Le sens de Noël
Avec les différentes crises qui s'enchainent - Covid, guerre en Ukraine, inflation - la fête de Noël prend-elle un sens différent ? Le regard du sociologue Jean Viard.
Comment ne pas parler de Noël, aujourd'hui, avec Jean Viard, sociologue, directeur de recherche au CNRS. Un Noël un peu particulier puisqu'après la Covid, c'est l'inflation qui s'invite à la table des fêtes.
franceinfo : Quel sens donne t-on finalement à Noël ? Est-ce qu'on peut encore dire que c'est une fête chrétienne?
Jean Viard : Noël est né dans le monde chrétien au IIIᵉ siècle, c'est extrêmement ancien. D'abord avec Saint-Nicolas, un évêque qui était le protecteur de la veuve, de l'enfant et des personnes fragiles, une sorte de super héros, père. Dans certains pays c'est encore Saint-Nicolas qui amène les cadeaux, début décembre. Et puis, petit à petit, le père protecteur s'est transformé en Père Noël tel qu'on le connaît aujourd'hui avec une évolution liée au fait qu'il est parti aux Etats-Unis avec les Hollandais. Là-bas, son costume a été redessiné et Coca-Cola lui a donné ses couleurs définitives, même s'il a toujours été rouge. Rouge, parce que c'est la couleur de l'amour et donc il est rouge depuis le IIIᵉ siècle. Ce n'est pas Coca-Cola qui a inventé le Père-Noël, mais c'est Coca-Cola qui lui a donné cet air gentil, ce bonhomme un peu rond avec la barbe, en redessinant le vêtement rouge. Donc le Père Noël est né dans le monde chrétien, mais ce n'est pas à proprement parler un personnage chrétien. Et c'est vrai que Noël est devenue moins une fête chrétienne qu'elle n'a été. C'est une fête mondiale. Le Père Noël, vous le trouvez partout, en Asie ou dans toutes les civilisations qui n'ont rien à voir avec le christianisme. Donc le Père Noël s'est mondialisé - peut être d'ailleurs en partie à cause de Coca-Cola - comme la fête des enfants, la fête des cadeaux, le moment où l'enfant est au centre de la famille. Voilà pourquoi, même dans nos sociétés, des tas de gens d'origine musulmane ou des personnes athées vont fêter Noël. Et d'ailleurs, dans les écoles, on fête massivement Noël, on fait des cadeaux. Il y a des débats quand on a une crèche dans une mairie, il n'y en a pas quand on fête le Père Noël dans une école. Donc il est bien considéré comme un personnage non religieux.

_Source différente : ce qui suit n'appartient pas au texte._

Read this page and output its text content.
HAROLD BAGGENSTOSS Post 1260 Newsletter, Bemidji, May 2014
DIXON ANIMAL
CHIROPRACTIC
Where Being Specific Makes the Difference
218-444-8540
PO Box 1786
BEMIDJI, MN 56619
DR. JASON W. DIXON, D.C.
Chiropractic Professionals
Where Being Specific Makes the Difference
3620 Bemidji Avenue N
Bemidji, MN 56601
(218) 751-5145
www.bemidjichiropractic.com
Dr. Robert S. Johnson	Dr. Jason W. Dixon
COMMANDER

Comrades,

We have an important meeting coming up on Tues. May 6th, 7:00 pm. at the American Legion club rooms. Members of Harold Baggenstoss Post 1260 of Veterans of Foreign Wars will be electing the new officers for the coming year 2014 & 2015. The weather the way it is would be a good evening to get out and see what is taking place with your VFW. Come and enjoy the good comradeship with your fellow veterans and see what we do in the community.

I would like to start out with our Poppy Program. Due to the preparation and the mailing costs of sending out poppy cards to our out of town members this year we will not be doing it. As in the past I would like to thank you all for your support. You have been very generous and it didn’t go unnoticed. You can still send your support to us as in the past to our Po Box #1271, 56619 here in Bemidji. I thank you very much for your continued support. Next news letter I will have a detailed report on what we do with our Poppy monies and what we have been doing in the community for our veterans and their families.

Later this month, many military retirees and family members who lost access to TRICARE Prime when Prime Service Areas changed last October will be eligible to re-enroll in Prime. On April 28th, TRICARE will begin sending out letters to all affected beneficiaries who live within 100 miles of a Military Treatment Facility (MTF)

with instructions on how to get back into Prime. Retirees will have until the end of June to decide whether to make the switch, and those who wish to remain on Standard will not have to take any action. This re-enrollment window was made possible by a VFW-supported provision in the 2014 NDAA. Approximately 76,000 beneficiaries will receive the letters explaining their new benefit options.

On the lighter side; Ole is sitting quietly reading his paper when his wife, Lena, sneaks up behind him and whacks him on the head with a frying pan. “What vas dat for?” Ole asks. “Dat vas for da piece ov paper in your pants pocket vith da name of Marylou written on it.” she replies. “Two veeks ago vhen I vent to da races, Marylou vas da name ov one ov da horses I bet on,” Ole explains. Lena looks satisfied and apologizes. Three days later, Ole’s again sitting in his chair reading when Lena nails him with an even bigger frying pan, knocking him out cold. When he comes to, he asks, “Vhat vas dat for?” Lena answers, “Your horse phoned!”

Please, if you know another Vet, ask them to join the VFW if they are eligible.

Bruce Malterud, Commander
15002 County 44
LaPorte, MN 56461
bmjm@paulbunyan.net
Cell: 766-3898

Cela explique-t-il que le vocabulaire lié aux racines religieuses de la fête a tendance à disparaître ? On dit souvent Joyeuses Fêtes à la place de Joyeux Noël.
Il y a deux choses. D'abord le fait que les pratiques religieuses dans ce pays ont beaucoup reculé ; il y a à peu près autant de musulmans qui vont à la mosquée que de catholiques qui vont à l'église. Ensuite, depuis 1980 et la cinquième semaine de congés payés, la majorité des gens ne travaille plus entre Noël et le jour de l'an ; on arrête souvent les entreprises. Et du coup, il y a deux fêtes, celle de la famille qui rassemble les générations autour des cadeaux, et celle du réveillon qui est un rendez-vous plus amoureux, plus érotique pour les adultes et plus amicale et sentimentales pour les ados. Donc on peut dire "joyeuses fêtes" au pluriel.

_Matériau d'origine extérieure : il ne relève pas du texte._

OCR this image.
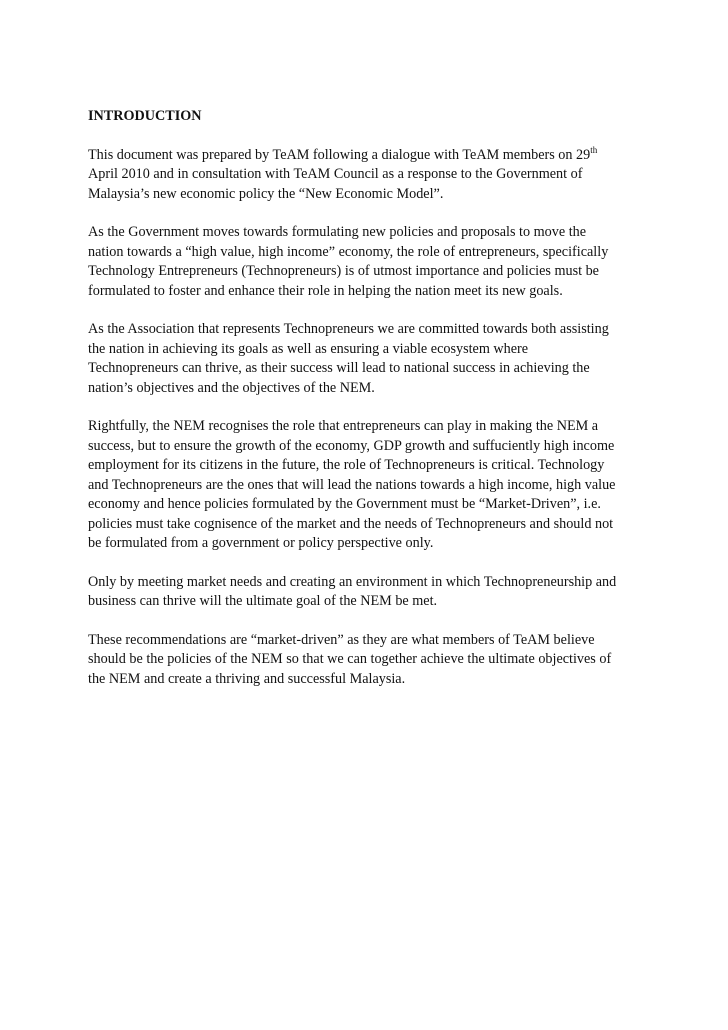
INTRODUCTION
This document was prepared by TeAM following a dialogue with TeAM members on 29th
April 2010 and in consultation with TeAM Council as a response to the Government of
Malaysia’s new economic policy the “New Economic Model”.
As the Government moves towards formulating new policies and proposals to move the
nation towards a “high value, high income” economy, the role of entrepreneurs, specifically
Technology Entrepreneurs (Technopreneurs) is of utmost importance and policies must be
formulated to foster and enhance their role in helping the nation meet its new goals.
As the Association that represents Technopreneurs we are committed towards both assisting
the nation in achieving its goals as well as ensuring a viable ecosystem where
Technopreneurs can thrive, as their success will lead to national success in achieving the
nation’s objectives and the objectives of the NEM.
Rightfully, the NEM recognises the role that entrepreneurs can play in making the NEM a
success, but to ensure the growth of the economy, GDP growth and suffuciently high income
employment for its citizens in the future, the role of Technopreneurs is critical. Technology
and Technopreneurs are the ones that will lead the nations towards a high income, high value
economy and hence policies formulated by the Government must be “Market-Driven”, i.e.
policies must take cognisence of the market and the needs of Technopreneurs and should not
be formulated from a government or policy perspective only.
Only by meeting market needs and creating an environment in which Technopreneurship and
business can thrive will the ultimate goal of the NEM be met.
These recommendations are “market-driven” as they are what members of TeAM believe
should be the policies of the NEM so that we can together achieve the ultimate objectives of
the NEM and create a thriving and successful Malaysia.
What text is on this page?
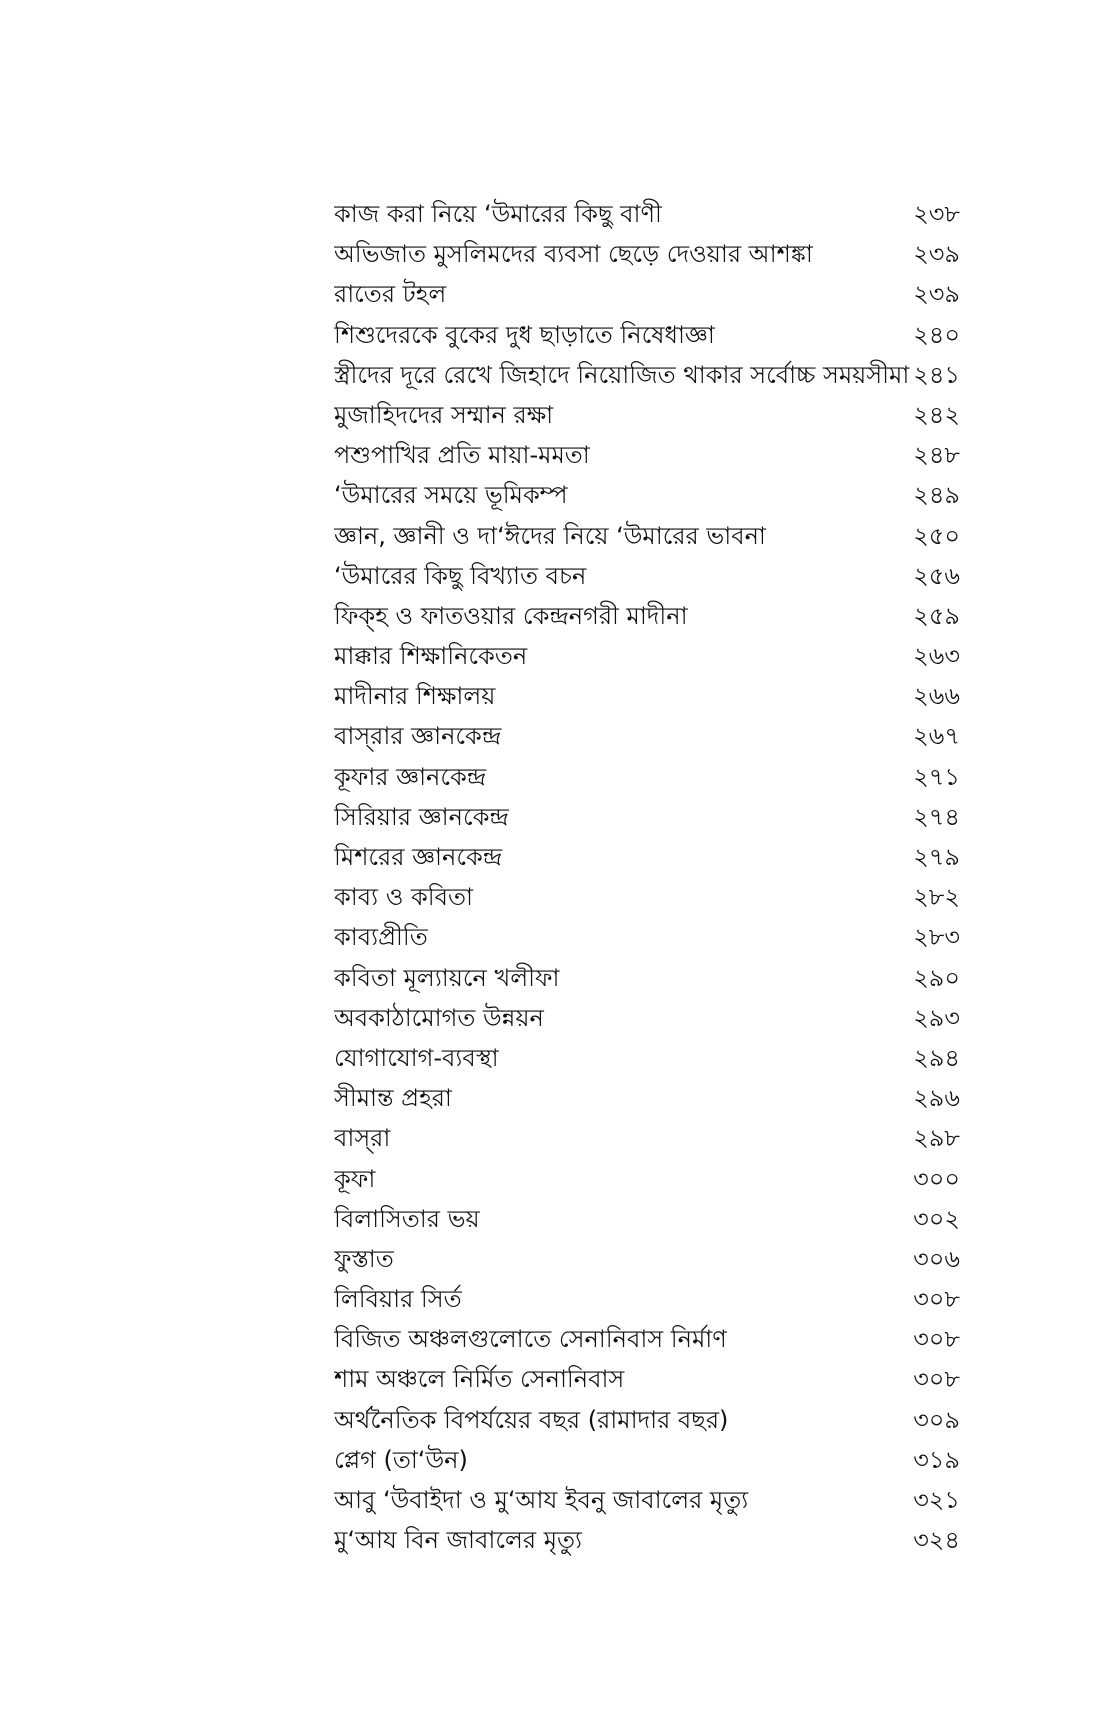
কাজ করা নিয়ে ‘উমারের কিছু বাণী	২৩৮
অভিজাত মুসলিমদের ব্যবসা ছেড়ে দেওয়ার আশঙ্কা	২৩৯
রাতের টহল	২৩৯
শিশুদেরকে বুকের দুধ ছাড়াতে নিষেধাজ্ঞা	২৪০
স্ত্রীদের দূরে রেখে জিহাদে নিয়োজিত থাকার সর্বোচ্চ সময়সীমা ২৪১
মুজাহিদদের সম্মান রক্ষা	২৪২
পশুপাখির প্রতি মায়া-মমতা	২৪৮
‘উমারের সময়ে ভূমিকম্প	২৪৯
জ্ঞান, জ্ঞানী ও দা‘ঈদের নিয়ে ‘উমারের ভাবনা	২৫০
‘উমারের কিছু বিখ্যাত বচন	২৫৬
ফিক্‌হ ও ফাতওয়ার কেন্দ্রনগরী মাদীনা	২৫৯
মাক্কার শিক্ষানিকেতন	২৬৩
মাদীনার শিক্ষালয়	২৬৬
বাস্‌রার জ্ঞানকেন্দ্র	২৬৭
কূফার জ্ঞানকেন্দ্র	২৭১
সিরিয়ার জ্ঞানকেন্দ্র	২৭৪
মিশরের জ্ঞানকেন্দ্র	২৭৯
কাব্য ও কবিতা	২৮২
কাব্যপ্রীতি	২৮৩
কবিতা মূল্যায়নে খলীফা	২৯০
অবকাঠামোগত উন্নয়ন	২৯৩
যোগাযোগ-ব্যবস্থা	২৯৪
সীমান্ত প্রহরা	২৯৬
বাস্‌রা	২৯৮
কূফা	৩০০
বিলাসিতার ভয়	৩০২
ফুস্তাত	৩০৬
লিবিয়ার সির্ত	৩০৮
বিজিত অঞ্চলগুলোতে সেনানিবাস নির্মাণ	৩০৮
শাম অঞ্চলে নির্মিত সেনানিবাস	৩০৮
অর্থনৈতিক বিপর্যয়ের বছর (রামাদার বছর)	৩০৯
প্লেগ (তা‘উন)	৩১৯
আবু ‘উবাইদা ও মু‘আয ইবনু জাবালের মৃত্যু	৩২১
মু‘আয বিন জাবালের মৃত্যু	৩২৪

Cette année, on se retrouve davantage que pendant le Covid ?
Durant la crise sanitaire, on a moins pu se déplacer, mais on s'est beaucup téléphoné. Là, on se replie sur les proches, ceux qu'on aime le plus, les gens qui sont autour de chez nous. On se concentre sur le cœur de nos amours, et c'est une évolution assez sensible.